With the industry being rather a niche, considering the variety of hydrocarbon waste products, many companies have taken it upon themselves to create their own hydrocarbon waste recycling programs. Sometimes this is necessary in order to meet new waste management laws.

The latest tech in hydrocarbon waste treatment

In the educational space, Rowan University chemical engineers recently developed an optimial pipe flushing process in conjunction with the EPA that reduces waste from petroleum and oil production. 

The EPA granted the team nearly $300,000 over two years to optimize pipeline cleaning and flushing operations so there would be less waste from the petrochemical industry. Because of the diversity of oil and lube products created by the petroleum processing industry, it's common for the same machines to be used for the manufacturing of different chemicals. During this process, or rather the transition between processes, the equipment has to be properly cleaned. 

By optimizing this chemical downgrading process, the team is hoping to reduce hydrocarbon waste from chemical companies significantly. 
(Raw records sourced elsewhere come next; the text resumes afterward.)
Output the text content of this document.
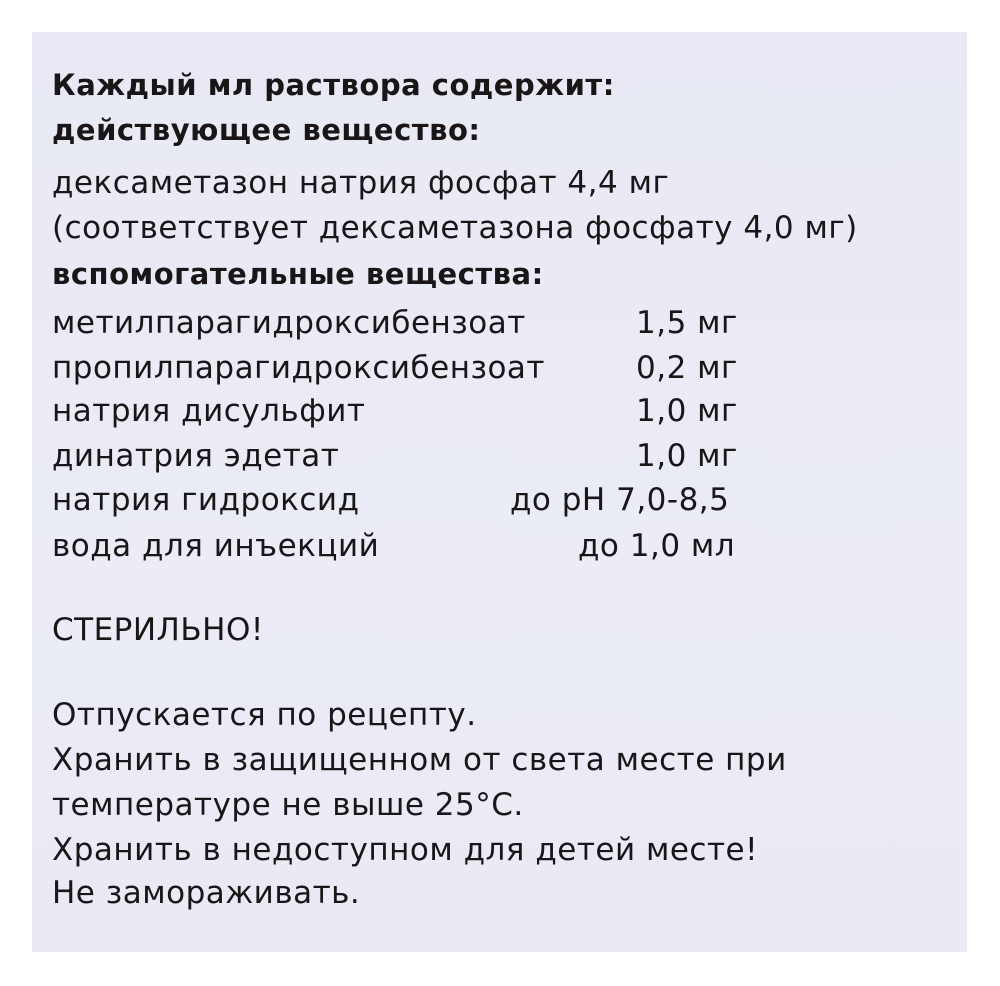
Каждый мл раствора содержит:
действующее вещество:
дексаметазон натрия фосфат 4,4 мг
(соответствует дексаметазона фосфату 4,0 мг)
вспомогательные вещества:
метилпарагидроксибензоат	1,5 мг
пропилпарагидроксибензоат	0,2 мг
натрия дисульфит	1,0 мг
динатрия эдетат	1,0 мг
натрия гидроксид	до рН 7,0-8,5
вода для инъекций	до 1,0 мл
СТЕРИЛЬНО!
Отпускается по рецепту.
Хранить в защищенном от света месте при
температуре не выше 25°С.
Хранить в недоступном для детей месте!
Не замораживать.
Another notable project is that of a new hydrocarbon waste treatment site in Togo, Africa. The site will help lessen the environmental impact of the chemical storage company of Lomé in the region, protecting residents from chemicals as well as crops from contamination. Much of the work of the waste treatment site will be cleaning and sanitizing the chemicals that leaked around the plant, removing up to 99 percent of the hydrocarbons from the surrounding soil.

The treatment of hydrocarbon waste is, of course, a rapidly growing industry as hydrocarbons are used in virtually every space. Researchers are even studying bacteria and microorganisms that can eat and process hydrocarbon waste for recycling and waste management. 

In oilfields and on well-sites, some research is devoted to better extraction of the remaining hydrocarbon fluids to leave well sites less polluted. One research study involved utilizing supercritical carbon dioxide to extract the remaining chemicals.

Projects like these, both privately funded and those funded through grants for educational institutions are leading the way in hydrocarbon waste treatment.